Cadet BC prepares for Air Force officer path
A LESSON IN PERSEVERANCE: Cadet Battalion Commander Poythress, Class of 2015
On May 9, college sophomore David Poythress of Leeds, Ala., received his degree from Marion Military Institute (MMI), a milestone marker on his long path to joining the U.S. Air Force. A home-schooled, Oxford Christian Academy 2013 graduate, Cadet Poythress began his journey to join the Air Force by enrolling at MMI as a Service Academy Program self-prep cadet—a back-up plan after being turned down by the Air Force Academy as a high school candidate. Despite the hardship of the initial denial, Poythress showed up at MMI with a dedication that stood out immediately. “You’ve got to continue to take things seriously even when you are disappointed,” said Poythress. “I wanted to finish what I had started.”
Poythress, very quickly rose to the top of several leadership positions at MMI, carrying a maturity and composure that stood out amongst his peers from the beginning. He was elected a Company Commander his freshman year at MMI and rose to the highest cadet rank of Battalion Commander his sophomore year. He received the TAC Officer’s Exemplary Leadership Award, the Commandant of Cadets Citizenship Award, the John Hunt Morgan Leadership Award, the Wilkerson Award, and the Honor Company of the Battalion award. Academically, he excelled as well. He was on the President’s List for two semesters, he was a member of the Phi Theta Kappa Honor Society, was a peer tutor, and had a GPA of a 4.0.
All of these awards and accolades are above and beyond what most cadets achieve while at MMI, and all of these achievements were forged in the face of disappointment. After Poythress’ first year at MMI, he again applied to the Air Force Academy and felt confident with his outstanding resume that this time he would succeed. But again, he was faced with the disappointment of a rejection letter. Instead of shifting his goals and turning away from his path towards the Air Force, Poythress found the silver lining—that the Academy did not have to be his sole route to becoming an Air Force officer. Through MMI’s self-prep program, Poythress realized he already had two years of Air Force ROTC under his belt. Many cadets that have traveled this road have turned away, deciding that two rejections were enough. But Poythress saw the set-ups more so as stepping stones. He embraced the military environment, leaning on his peers all while supporting them in reaching their own goals, many of whom were Air Force Academy bound. But for Poythress, that wasn’t a tough pill to swallow:
I wanted to get on with my life, and so I decided to put 100% of my effort into getting a field training slot, which is a prerequisite to continuing with Air Force ROTC. And so I decided to focus all of my energy on that and basically put all of my eggs in the basket of AFROTC, and that ended up paying off. I’ll commission a year before the sponsored Academy cadets that I was here with. Which is cool.

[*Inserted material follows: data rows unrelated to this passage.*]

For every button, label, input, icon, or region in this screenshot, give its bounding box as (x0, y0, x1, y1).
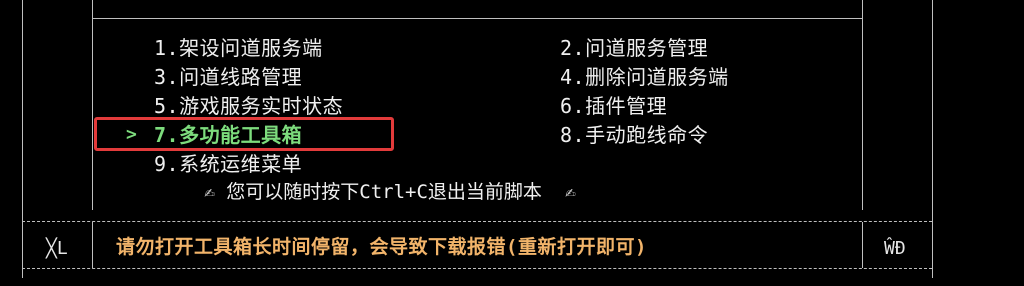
writing-hand-icon: ✍ (564, 182, 576, 203)
menu-item-7-selected[interactable]: 7.多功能工具箱 (154, 123, 302, 147)
inner-right-border (862, 0, 863, 210)
top-divider (92, 18, 862, 19)
frame-left-border (22, 0, 23, 278)
toolbox-warning: 请勿打开工具箱长时间停留，会导致下载报错(重新打开即可) (116, 236, 647, 258)
menu-item-3[interactable]: 3.问道线路管理 (154, 65, 302, 89)
menu-item-1[interactable]: 1.架设问道服务端 (154, 36, 323, 60)
footer-right-separator (862, 222, 863, 268)
exit-hint-text: 您可以随时按下Ctrl+C退出当前脚本 (226, 181, 542, 203)
footer-top-divider (22, 221, 932, 222)
writing-hand-icon: ✍ (204, 182, 215, 203)
menu-item-9[interactable]: 9.系统运维菜单 (154, 152, 302, 176)
exit-hint: ✍ 您可以随时按下Ctrl+C退出当前脚本 ✍ (204, 180, 576, 205)
footer-left-label: ╳L (46, 238, 68, 259)
menu-item-6[interactable]: 6.插件管理 (560, 94, 667, 118)
menu-item-8[interactable]: 8.手动跑线命令 (560, 123, 708, 147)
menu-item-2[interactable]: 2.问道服务管理 (560, 36, 708, 60)
selection-arrow: > (126, 124, 137, 145)
footer-left-separator (92, 222, 93, 268)
menu-item-4[interactable]: 4.删除问道服务端 (560, 65, 729, 89)
footer-right-label: ŴĐ (884, 238, 906, 259)
footer-bottom-divider (22, 268, 932, 269)
inner-left-border (92, 0, 93, 210)
menu-item-5[interactable]: 5.游戏服务实时状态 (154, 94, 343, 118)
frame-right-border (932, 0, 933, 278)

Poythress leaves MMI with a firm grasp on the value of persevering despite set-backs, a skill that will no doubt serve him well as he heads to Maxwell Air Force base at Camp Shelby, Miss., to go through 27 days of intense and physical field training. Upon completion, Poythress will continue on as an officer-in-training at the University of Alabama for the next two years.
Poythress credits his upbringing, his leadership training in the Boy Scouts, and the environment of MMI as the paramount factors in getting him into a position to capitalize on the opportunities provided. “Everyone [at MMI] showed up with the attitude of ‘now, I’ve got to earn it,’” said Poythress. “They were all motivated, willing to help each other; those are some of the strongest bonds, the most motivated and dedicated people you will ever find.”
With that strong foundation, Poythress hopes to succeed in his military training and begin a lifelong career in the U.S. Air Force.